M. Ben Seddik y avait mis du sien. Notamment son expérience dans le mouvement syndical et dans la résistance anti-coloniale.
Les deux étant d'ailleurs liés.

Tout comme l'UMT était organiquement liée d'abord à l'Istiqlal, puis à l'UNFP.
Il jouera un grand rôle dans ce syndicalisme politique résolument nationaliste et progressiste.

Il fut l'un des artisans du regroupement et de la scission des cellules istiqlaliennes qui allaient donner naissance à l'UNFP, en 1959. John Waterbury, dans «Le Commandeur des croyants», mettra en relief ces années d'engagement de gauche, peu connues. Flash Back : le 6 septembre 1959, au congrès constitutif de l'UNFP qui s'est tenu au cinéma Kawakib à Casablanca, il y avait, entre autres les militants de l'UMT et M. Ben Seddik fera partie des instances dirigeantes du nouveau parti .

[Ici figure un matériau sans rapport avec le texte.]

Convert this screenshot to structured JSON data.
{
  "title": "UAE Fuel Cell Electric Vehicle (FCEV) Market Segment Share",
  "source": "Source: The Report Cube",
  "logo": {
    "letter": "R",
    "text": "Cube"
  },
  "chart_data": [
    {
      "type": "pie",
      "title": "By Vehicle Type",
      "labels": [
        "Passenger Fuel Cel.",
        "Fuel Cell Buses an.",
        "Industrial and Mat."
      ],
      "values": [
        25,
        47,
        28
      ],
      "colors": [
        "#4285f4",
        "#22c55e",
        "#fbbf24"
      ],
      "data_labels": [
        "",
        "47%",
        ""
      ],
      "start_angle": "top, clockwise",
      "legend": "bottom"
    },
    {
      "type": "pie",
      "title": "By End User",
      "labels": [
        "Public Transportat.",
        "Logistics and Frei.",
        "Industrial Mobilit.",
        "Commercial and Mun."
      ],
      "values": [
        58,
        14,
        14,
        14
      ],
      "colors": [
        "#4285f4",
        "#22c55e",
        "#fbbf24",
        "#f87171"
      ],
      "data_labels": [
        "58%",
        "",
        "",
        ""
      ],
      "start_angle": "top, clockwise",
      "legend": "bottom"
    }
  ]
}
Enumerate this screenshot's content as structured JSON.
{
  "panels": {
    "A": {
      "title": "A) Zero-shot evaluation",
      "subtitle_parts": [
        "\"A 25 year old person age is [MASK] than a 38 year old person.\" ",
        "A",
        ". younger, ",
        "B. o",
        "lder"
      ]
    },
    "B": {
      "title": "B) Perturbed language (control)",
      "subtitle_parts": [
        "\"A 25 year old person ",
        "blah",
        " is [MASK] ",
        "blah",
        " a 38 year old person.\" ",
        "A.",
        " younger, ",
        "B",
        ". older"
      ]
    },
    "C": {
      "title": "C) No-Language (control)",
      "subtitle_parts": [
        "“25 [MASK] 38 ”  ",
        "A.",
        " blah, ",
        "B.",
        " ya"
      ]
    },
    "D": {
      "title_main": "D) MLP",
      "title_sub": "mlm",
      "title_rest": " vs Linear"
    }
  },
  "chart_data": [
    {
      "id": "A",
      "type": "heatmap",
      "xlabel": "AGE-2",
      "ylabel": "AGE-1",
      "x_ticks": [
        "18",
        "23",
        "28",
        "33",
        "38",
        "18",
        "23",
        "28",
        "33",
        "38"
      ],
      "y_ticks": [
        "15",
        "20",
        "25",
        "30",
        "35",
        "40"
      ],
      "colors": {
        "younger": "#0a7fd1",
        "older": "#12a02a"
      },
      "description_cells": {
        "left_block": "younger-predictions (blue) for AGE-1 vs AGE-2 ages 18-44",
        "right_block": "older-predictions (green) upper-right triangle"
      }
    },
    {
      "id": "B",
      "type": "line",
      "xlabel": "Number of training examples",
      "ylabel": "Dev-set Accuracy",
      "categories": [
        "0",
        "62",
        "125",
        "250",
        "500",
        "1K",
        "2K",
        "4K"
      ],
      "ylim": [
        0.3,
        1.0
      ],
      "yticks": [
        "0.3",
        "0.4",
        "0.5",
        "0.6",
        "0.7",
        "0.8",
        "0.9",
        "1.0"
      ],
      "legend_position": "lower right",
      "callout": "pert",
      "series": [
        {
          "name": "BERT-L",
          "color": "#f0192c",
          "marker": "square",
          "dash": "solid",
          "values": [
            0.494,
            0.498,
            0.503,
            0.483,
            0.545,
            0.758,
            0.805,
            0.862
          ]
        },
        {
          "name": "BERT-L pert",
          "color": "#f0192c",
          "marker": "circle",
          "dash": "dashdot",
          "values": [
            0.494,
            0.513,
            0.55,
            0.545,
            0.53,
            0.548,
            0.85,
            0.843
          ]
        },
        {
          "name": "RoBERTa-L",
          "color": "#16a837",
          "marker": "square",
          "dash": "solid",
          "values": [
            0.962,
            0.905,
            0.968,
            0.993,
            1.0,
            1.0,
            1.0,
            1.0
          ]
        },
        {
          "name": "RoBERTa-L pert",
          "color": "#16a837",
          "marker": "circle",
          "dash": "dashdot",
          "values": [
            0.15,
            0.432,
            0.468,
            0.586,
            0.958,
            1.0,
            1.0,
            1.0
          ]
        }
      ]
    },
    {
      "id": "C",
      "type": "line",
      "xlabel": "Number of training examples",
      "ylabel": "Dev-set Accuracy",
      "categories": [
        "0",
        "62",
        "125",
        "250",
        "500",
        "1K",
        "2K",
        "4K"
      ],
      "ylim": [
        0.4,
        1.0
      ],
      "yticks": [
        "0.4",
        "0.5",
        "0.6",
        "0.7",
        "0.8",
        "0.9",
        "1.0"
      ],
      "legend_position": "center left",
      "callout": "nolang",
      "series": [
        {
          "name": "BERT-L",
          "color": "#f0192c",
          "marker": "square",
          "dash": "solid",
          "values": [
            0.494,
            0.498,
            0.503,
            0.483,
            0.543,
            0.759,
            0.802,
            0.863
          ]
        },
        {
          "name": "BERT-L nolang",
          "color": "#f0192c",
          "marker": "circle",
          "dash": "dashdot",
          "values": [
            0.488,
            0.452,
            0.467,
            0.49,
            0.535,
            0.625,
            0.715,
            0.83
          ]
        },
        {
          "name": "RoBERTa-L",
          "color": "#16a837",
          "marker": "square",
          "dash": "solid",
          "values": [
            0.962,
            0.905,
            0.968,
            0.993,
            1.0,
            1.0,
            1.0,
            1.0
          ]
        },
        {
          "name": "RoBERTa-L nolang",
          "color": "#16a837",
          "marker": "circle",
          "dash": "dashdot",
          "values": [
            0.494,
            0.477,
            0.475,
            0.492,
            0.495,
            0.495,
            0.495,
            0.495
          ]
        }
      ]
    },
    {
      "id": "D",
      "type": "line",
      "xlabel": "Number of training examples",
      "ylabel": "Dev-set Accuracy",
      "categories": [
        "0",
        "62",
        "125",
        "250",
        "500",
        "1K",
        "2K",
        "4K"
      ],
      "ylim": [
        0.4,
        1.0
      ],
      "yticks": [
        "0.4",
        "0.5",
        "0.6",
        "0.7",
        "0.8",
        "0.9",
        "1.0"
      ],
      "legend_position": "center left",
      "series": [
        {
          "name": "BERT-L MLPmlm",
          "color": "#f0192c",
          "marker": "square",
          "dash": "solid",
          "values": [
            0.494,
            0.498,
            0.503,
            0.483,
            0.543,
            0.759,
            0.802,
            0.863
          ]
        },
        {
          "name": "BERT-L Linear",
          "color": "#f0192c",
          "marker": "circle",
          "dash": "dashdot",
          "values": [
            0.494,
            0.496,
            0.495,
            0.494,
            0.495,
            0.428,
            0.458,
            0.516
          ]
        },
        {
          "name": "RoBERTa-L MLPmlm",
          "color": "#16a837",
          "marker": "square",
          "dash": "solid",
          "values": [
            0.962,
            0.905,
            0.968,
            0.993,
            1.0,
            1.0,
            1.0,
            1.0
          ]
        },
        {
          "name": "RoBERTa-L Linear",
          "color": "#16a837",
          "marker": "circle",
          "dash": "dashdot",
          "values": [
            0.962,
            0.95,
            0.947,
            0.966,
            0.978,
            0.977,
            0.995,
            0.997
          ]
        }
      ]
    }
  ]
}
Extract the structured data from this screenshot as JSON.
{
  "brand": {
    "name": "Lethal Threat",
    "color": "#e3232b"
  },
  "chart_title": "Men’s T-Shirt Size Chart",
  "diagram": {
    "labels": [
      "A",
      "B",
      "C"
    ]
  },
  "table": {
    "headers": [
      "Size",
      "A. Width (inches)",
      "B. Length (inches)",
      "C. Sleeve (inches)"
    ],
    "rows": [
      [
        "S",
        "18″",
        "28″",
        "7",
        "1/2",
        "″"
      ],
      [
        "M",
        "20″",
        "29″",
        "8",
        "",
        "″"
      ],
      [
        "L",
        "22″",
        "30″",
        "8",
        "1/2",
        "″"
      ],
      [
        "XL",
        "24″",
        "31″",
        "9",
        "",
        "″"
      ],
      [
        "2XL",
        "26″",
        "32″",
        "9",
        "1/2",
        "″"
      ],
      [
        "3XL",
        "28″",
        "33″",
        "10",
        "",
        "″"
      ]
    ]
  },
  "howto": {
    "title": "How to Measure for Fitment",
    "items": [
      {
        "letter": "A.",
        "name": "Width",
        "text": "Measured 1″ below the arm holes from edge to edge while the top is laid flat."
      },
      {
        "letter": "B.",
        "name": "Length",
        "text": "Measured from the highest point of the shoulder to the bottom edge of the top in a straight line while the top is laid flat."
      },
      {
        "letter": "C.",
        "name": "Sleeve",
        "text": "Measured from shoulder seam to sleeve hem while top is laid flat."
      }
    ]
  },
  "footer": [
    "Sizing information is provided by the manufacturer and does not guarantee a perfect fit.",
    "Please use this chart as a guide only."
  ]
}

Il pèsera, depuis lors, sur les décisions politiques, grâce à la puissance de sa centrale syndicale. A telle enseigne qu'il sera l'un des artisans du rééquilibrage de l'échiquier politique qui s'opèrera dès les années 60.

Depuis lors, l'homme demeurera constant dans ses prises de positions et dans sa praxis. Il n'aimera jamais les lumières, ni les petites phrases assassines, ni les déclarations de presse impromptues. Seule la grand-messe du 1er mai, lui offrira, chaque année, l'occasion de dire sa pensée et se déterminer face à l'Histoire.